Recording Review
Rare French Works For Violins & Orchestra
Fauré: Violin Concerto in D minor Op. 14; Saint-Saëns: Morceau de concert Op. 62; Lalo: Fantasie Norvégienne, Guitarre Op. 28; Guiraud: Caprice; Canteloube: Poème
Philippe Graffin violin
Ulster Orchestra
Thierry Fischer conductor
Hyperion CDA 67294
Gramphone, May 2002
by Michael Oliver
Graffin's intelligent and characterful playing serves up a rare feast
'Rare' is doubly true: the quality of the playing here deserves that adjective. Until I heard Philippe Graffin play Fauré's 'Concerto' (the first movement of a work he never managed to finish) I agreed with Robert Orledge's view of it: 'Fauré grappling with unsuitable material'. But where, for example, other violinists have made its first solo gesture sound like an unsuccessful attempt at bravura flashiness, Graffin plays it with quiet thoughtfulness and at once one recognises Fauré's voice. He sounds, in short, like a player who knows Fauré's chamber music and recalls how movingly he quoted the early Concerto in his last work, the String Quartet. But how will he manage in the Lalo and Saint-Saëns pieces, written for the fiery Sarasate?

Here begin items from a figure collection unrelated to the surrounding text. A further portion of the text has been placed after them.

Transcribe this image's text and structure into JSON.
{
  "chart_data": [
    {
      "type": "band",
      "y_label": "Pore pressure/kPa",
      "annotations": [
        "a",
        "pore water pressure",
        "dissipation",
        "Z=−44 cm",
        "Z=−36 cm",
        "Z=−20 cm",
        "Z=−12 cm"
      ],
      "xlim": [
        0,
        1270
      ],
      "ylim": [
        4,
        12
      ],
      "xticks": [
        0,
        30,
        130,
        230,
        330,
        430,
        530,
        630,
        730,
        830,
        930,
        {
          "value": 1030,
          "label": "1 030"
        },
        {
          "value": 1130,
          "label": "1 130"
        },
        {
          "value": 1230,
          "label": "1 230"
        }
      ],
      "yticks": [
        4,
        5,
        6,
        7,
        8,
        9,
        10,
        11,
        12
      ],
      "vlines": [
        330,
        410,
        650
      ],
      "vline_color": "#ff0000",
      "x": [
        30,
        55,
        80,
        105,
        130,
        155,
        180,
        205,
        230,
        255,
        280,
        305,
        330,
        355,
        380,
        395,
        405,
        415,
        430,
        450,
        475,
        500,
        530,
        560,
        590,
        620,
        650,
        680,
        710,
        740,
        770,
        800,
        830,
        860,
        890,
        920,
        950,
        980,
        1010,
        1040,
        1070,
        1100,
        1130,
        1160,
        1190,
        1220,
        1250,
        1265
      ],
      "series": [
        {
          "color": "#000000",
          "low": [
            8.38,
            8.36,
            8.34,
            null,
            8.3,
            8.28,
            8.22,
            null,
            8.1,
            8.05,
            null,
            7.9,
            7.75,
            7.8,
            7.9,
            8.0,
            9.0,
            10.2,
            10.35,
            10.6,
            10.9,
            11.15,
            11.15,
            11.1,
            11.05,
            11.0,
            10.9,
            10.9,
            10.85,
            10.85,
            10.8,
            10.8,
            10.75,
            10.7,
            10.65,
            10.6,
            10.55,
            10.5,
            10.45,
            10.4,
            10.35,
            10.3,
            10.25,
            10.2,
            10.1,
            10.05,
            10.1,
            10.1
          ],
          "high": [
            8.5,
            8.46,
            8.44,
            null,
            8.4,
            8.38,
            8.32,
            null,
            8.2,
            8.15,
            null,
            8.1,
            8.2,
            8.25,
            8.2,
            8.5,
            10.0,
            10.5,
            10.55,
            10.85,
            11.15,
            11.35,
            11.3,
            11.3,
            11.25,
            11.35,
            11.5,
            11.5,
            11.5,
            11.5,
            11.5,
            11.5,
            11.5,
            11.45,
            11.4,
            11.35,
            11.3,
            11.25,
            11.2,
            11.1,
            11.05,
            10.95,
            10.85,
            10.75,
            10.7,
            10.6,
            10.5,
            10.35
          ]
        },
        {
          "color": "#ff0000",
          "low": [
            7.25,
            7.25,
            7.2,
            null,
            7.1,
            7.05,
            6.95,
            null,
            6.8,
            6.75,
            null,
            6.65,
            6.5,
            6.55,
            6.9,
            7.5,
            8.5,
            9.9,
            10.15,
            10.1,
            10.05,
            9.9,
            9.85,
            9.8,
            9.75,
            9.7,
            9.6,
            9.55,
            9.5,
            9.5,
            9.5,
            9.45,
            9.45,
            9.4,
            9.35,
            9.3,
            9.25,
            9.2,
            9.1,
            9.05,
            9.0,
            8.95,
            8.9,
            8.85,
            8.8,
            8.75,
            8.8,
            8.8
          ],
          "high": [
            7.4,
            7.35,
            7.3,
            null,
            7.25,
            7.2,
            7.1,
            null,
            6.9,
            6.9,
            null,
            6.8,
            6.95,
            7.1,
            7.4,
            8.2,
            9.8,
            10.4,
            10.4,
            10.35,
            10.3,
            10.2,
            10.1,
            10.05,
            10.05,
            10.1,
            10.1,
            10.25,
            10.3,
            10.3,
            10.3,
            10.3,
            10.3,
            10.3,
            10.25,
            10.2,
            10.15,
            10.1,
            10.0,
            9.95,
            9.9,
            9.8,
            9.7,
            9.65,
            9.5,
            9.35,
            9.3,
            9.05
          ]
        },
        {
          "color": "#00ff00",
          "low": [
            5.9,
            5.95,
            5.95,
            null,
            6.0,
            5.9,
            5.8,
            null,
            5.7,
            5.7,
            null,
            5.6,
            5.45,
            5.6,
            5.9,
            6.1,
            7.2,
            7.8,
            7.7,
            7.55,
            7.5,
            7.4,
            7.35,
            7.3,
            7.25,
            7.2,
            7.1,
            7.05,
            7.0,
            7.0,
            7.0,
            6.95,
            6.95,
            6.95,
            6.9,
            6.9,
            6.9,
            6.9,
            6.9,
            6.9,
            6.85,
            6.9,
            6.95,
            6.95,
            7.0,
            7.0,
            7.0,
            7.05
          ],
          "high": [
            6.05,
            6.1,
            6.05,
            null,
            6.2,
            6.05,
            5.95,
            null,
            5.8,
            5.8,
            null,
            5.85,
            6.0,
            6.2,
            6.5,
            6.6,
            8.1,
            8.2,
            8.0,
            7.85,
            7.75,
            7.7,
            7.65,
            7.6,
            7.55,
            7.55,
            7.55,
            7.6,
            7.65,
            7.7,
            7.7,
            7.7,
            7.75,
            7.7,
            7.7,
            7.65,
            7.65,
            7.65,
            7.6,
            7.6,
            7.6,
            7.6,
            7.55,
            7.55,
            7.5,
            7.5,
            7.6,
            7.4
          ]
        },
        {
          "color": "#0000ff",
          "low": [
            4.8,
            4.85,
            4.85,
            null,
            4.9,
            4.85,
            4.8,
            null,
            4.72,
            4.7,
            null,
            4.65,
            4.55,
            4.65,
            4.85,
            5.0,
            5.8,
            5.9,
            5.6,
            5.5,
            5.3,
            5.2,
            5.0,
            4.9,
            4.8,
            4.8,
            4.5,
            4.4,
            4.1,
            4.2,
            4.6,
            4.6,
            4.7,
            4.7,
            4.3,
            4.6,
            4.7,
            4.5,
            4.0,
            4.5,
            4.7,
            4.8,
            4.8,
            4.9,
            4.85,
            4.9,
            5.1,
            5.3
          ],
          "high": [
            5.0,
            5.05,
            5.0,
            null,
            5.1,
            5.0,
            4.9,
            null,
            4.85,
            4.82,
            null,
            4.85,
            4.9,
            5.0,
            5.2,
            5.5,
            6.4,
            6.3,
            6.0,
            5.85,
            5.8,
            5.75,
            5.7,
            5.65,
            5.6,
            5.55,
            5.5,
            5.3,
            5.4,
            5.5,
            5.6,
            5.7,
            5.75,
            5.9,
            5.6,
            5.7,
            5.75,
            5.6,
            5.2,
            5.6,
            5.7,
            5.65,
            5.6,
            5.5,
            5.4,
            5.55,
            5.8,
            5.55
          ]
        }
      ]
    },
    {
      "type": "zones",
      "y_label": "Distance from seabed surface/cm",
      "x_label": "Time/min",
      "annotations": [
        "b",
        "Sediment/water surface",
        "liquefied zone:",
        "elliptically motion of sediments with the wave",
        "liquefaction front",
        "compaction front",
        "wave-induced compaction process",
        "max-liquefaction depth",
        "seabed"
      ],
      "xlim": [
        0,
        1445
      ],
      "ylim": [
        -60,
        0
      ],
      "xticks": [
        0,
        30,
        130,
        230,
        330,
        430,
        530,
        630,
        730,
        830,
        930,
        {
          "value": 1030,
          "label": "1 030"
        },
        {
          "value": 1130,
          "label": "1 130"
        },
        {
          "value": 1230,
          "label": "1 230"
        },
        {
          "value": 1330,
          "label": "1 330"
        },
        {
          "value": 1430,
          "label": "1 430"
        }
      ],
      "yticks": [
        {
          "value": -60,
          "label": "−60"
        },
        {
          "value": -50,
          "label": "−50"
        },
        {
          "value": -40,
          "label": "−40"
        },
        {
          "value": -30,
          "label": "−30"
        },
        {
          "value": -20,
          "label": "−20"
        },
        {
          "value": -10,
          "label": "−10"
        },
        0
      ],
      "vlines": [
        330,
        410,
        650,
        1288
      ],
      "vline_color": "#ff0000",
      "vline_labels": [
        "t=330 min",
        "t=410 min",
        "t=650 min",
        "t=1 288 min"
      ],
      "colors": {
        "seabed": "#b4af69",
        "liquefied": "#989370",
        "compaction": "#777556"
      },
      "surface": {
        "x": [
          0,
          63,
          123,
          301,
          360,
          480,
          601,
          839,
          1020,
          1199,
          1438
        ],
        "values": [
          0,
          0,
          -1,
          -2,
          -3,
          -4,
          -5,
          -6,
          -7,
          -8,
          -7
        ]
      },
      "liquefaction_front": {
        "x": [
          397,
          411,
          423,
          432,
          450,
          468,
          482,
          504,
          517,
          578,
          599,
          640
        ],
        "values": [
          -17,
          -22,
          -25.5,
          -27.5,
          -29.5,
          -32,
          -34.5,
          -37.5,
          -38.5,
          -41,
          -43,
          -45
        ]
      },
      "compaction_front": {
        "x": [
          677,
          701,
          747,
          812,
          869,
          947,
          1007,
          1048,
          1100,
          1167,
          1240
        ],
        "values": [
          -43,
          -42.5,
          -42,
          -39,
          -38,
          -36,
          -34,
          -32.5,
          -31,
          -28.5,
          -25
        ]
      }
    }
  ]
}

Very well indeed is the answer. Immediately in the Saint-Saëns Morceau de concert (originally intended as one movement of the third violin concerto) Graffin produces a more open, virtuoso manner, and finds an appropriate flamboyance in Lalo's Fantasie (which is like a briefer, Nordic equivalent of his Symphonie espagnole). In both, however, he shows affectionate delicacy as well, and his sympathetic seeking-out of each composer's voice is particularly effective in the two completely unknown works here (so far as I can tell neither has been recorded before). Poor Ernest Guiraud, condemned to be unheard because he was an academic who wrote the 'unsuitable' recitatives for Bizet's Carmen! His Caprice is so rich in melody, at times earnest, at others agreeably sentimental, that Graffin and Fischer between them make a strong case for investigating his long-neglected operas. Poor Joseph Canteloube, so famous for the Chants d'Auvergne that we suspect that he couldn't write tunes of his own! His Poème is lusciously scored and richly violinistic, but long-breathed melody building to impassioned rhapsody is its strongest suit (and Chausson's Poème its closest relative); again one wants to hear Canteloube's other non-folk-based pieces. It is Graffin's recognition that each of these composers needs a different manner and palette that makes this collection so absorbing. Fischer and the Ulster Orchestra are admirable partners and the Ulster Hall's acoustic has been well caught. Such a combination of enterprise, imagination and responsive musicianship is rare indeed.